Elastic search Cluster indexing

hi,

I have a two node ES cluster.
I need to index the data on the cluster. Do I need to provide both the ips in my indexing script.
I am doing this using python.

Thanks.

1 Like

If you want to be fault-tolerant if one of the servers goes down you need to point to both servers but otherwise it's enough with one of them.

(The ES cluster itself obviously also needs to be resilient if one node goes down.)

1 Like

Hi Hitesh,

Your indexing script will work as long as it can connect to any available "client" node, that is any node with client mode enabled that routes queries to data nodes. So connecting to just one node would work fine.

I'd guess that your two nodes are set up in default mode that enables all modes - client/master/data.

Some people balance connections with dns round robin across all of their client nodes as well. So a single address that resolves to both of the elasticsearch nodes. This way your indexing script will connect to one node when it starts up and does the dns resolution. For high availability, some people set up a health check to detect when a node is no longer available and take it out of dns.

You could also spray indexing traffic at both of these nodes to balance the workload between them.
You can either do this with by fronting them with a load balancer (like an ELB/HAProxy) or if you're tricky enough you could have your script set up a separate set of threads for each node in your script config to balance indexing work to both of them.

You could run a copy of the index script for each node as well, if your use case allows for parallel indexing.
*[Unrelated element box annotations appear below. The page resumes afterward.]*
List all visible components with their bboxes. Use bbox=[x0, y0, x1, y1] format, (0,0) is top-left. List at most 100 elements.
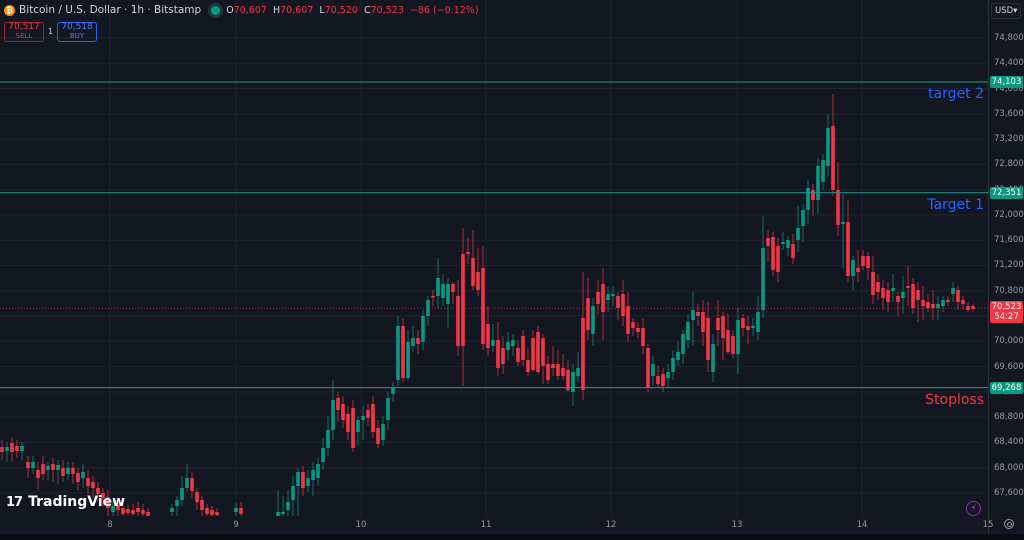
candle-body bbox=[576, 368, 580, 376]
candle-body bbox=[586, 298, 590, 330]
buy-button[interactable]: 70,518 BUY bbox=[57, 22, 97, 42]
time-tick: 15 bbox=[982, 520, 994, 530]
candle-body bbox=[621, 294, 625, 316]
line-label-target-2[interactable]: target 2 bbox=[928, 86, 984, 103]
candle-body bbox=[516, 348, 520, 362]
candle-body bbox=[71, 468, 75, 474]
candle-body bbox=[336, 398, 340, 410]
candle-body bbox=[866, 256, 870, 268]
candle-body bbox=[961, 300, 965, 304]
candle-body bbox=[190, 478, 194, 491]
price-tick: 72,800 bbox=[994, 159, 1024, 170]
symbol-title[interactable]: Bitcoin / U.S. Dollar · 1h · Bitstamp bbox=[19, 4, 202, 16]
candle-body bbox=[239, 508, 243, 514]
candle-body bbox=[616, 296, 620, 308]
candle-body bbox=[436, 278, 440, 296]
candle-body bbox=[306, 478, 310, 486]
candle-body bbox=[41, 464, 45, 474]
time-tick: 14 bbox=[856, 520, 868, 530]
candle-body bbox=[66, 468, 70, 474]
candle-body bbox=[391, 388, 395, 394]
candle-body bbox=[10, 443, 14, 452]
sell-label: SELL bbox=[15, 32, 33, 40]
candle-body bbox=[175, 500, 179, 506]
candle-body bbox=[646, 348, 650, 388]
candle-body bbox=[786, 240, 790, 248]
candle-body bbox=[636, 328, 640, 332]
candle-body bbox=[170, 508, 174, 512]
candle-body bbox=[386, 398, 390, 420]
gear-icon[interactable] bbox=[1004, 519, 1014, 529]
price-tag: 72,351 bbox=[990, 186, 1023, 199]
candle-body bbox=[31, 462, 35, 468]
candle-body bbox=[341, 404, 345, 420]
candle-body bbox=[126, 509, 130, 513]
candle-body bbox=[506, 342, 510, 350]
candle-body bbox=[896, 296, 900, 302]
candle-body bbox=[966, 306, 970, 310]
candle-body bbox=[931, 304, 935, 308]
candle-body bbox=[111, 506, 115, 512]
currency-select[interactable]: USD ▾ bbox=[991, 3, 1021, 19]
candle-body bbox=[826, 128, 830, 166]
candle-body bbox=[346, 414, 350, 432]
candle-body bbox=[101, 493, 105, 498]
line-label-target-1[interactable]: Target 1 bbox=[927, 196, 984, 213]
candle-body bbox=[801, 210, 805, 226]
candle-body bbox=[686, 322, 690, 340]
market-status-icon[interactable] bbox=[211, 5, 221, 15]
candle-body bbox=[36, 470, 40, 478]
buy-price: 70,518 bbox=[61, 22, 93, 32]
candle-body bbox=[426, 300, 430, 316]
candle-body bbox=[456, 296, 460, 346]
line-label-stoploss[interactable]: Stoploss bbox=[925, 391, 984, 408]
candle-body bbox=[446, 284, 450, 304]
price-tick: 74,000 bbox=[994, 83, 1024, 94]
candle-body bbox=[351, 408, 355, 448]
candle-body bbox=[200, 500, 204, 510]
candle-body bbox=[831, 126, 835, 190]
candle-body bbox=[461, 254, 465, 346]
candle-body bbox=[816, 166, 820, 200]
candle-body bbox=[56, 465, 60, 470]
tradingview-logo[interactable]: 17 TradingView bbox=[6, 494, 126, 510]
candle-body bbox=[26, 462, 30, 468]
candle-body bbox=[0, 447, 4, 452]
candle-body bbox=[136, 508, 140, 512]
candle-body bbox=[281, 512, 285, 514]
candle-body bbox=[666, 372, 670, 378]
candle-body bbox=[951, 288, 955, 294]
candle-body bbox=[311, 470, 315, 480]
candle-body bbox=[856, 268, 860, 272]
time-tick: 11 bbox=[480, 520, 492, 530]
candle-body bbox=[626, 306, 630, 334]
candle-body bbox=[195, 492, 199, 502]
candle-body bbox=[411, 338, 415, 346]
candle-body bbox=[696, 312, 700, 316]
lightning-icon[interactable]: ⚡ bbox=[966, 501, 981, 516]
candle-body bbox=[606, 294, 610, 300]
price-tick: 67,600 bbox=[994, 487, 1024, 498]
trade-quantity[interactable]: 1 bbox=[48, 27, 54, 36]
candle-body bbox=[571, 372, 575, 392]
candle-body bbox=[721, 316, 725, 338]
candle-body bbox=[946, 300, 950, 302]
candle-body bbox=[291, 486, 295, 500]
candle-body bbox=[661, 374, 665, 386]
candle-body bbox=[536, 332, 540, 372]
candle-body bbox=[736, 320, 740, 354]
candle-body bbox=[851, 260, 855, 276]
candle-body bbox=[356, 420, 360, 432]
candle-body bbox=[131, 510, 135, 514]
candle-body bbox=[746, 326, 750, 330]
candle-body bbox=[376, 428, 380, 444]
candle-body bbox=[116, 505, 120, 510]
candle-body bbox=[421, 316, 425, 342]
candle-body bbox=[406, 342, 410, 378]
candle-body bbox=[486, 324, 490, 348]
time-tick: 13 bbox=[731, 520, 743, 530]
sell-button[interactable]: 70,517 SELL bbox=[4, 22, 44, 42]
candle-body bbox=[766, 238, 770, 246]
candle-body bbox=[541, 338, 545, 366]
Let me know if this answers your question for you or if you want more info.

Thanks.

In this case if I index data only to one IP, and that IP node goes down will elastic be able to fetch data from the other node.

1 Like

If you're connecting to both servers in your script, your script should attempt retry or reconnection when indexing fails on a node that goes down, if designed right the separate threads that are connected to the other node should continue indexing.

With a load balancer or round robin dns, this should be handled to some extent with a health check probe of some type. With dns, your script will need to re-resolve on failure/reconnection to get to new ip to connect to.

Yes that helped.

So in my use case, I am indexing the data to single ip, and while fetching the data from API, I will also provide this same IP. Will the ES fetch data from both the nodes while quering or will it bring the data from same one ip that I provide in the API.

I want to provide only one IP at both the time while indexing and also while retrival, Is it a good practise and what are the consequences of using such approach.

1 Like

When querying, any node acting as a Client node will route queries to the data node that holds the particular shards with the documents that need to be retrieved or indexed to. Depending on what the query is and where the shards are allocated this can be one more more nodes. (eg, a match all query would request all docs, so would hit both nodes if the shards of an index is spread across both nodes).

Since you will have two nodes set up with defaults (client+data+master mode) it should work fine if you use either node for query/indexing.

When you need to scale your cluster, you have the option to use dedicated client nodes that only perform query/index routing and don't hold data and don't act as master eligible. You might also consider dedicated master nodes so that they don't have to worry about storing data and can be dedicated to managing cluster state.

You have the flexibility to scale as you need to fit your use case, but there are some known patterns that work quite well for scaling up.

In short, you should be fine to query either server. You can also look at load balancing methods for spreading traffic evenly and for high availability.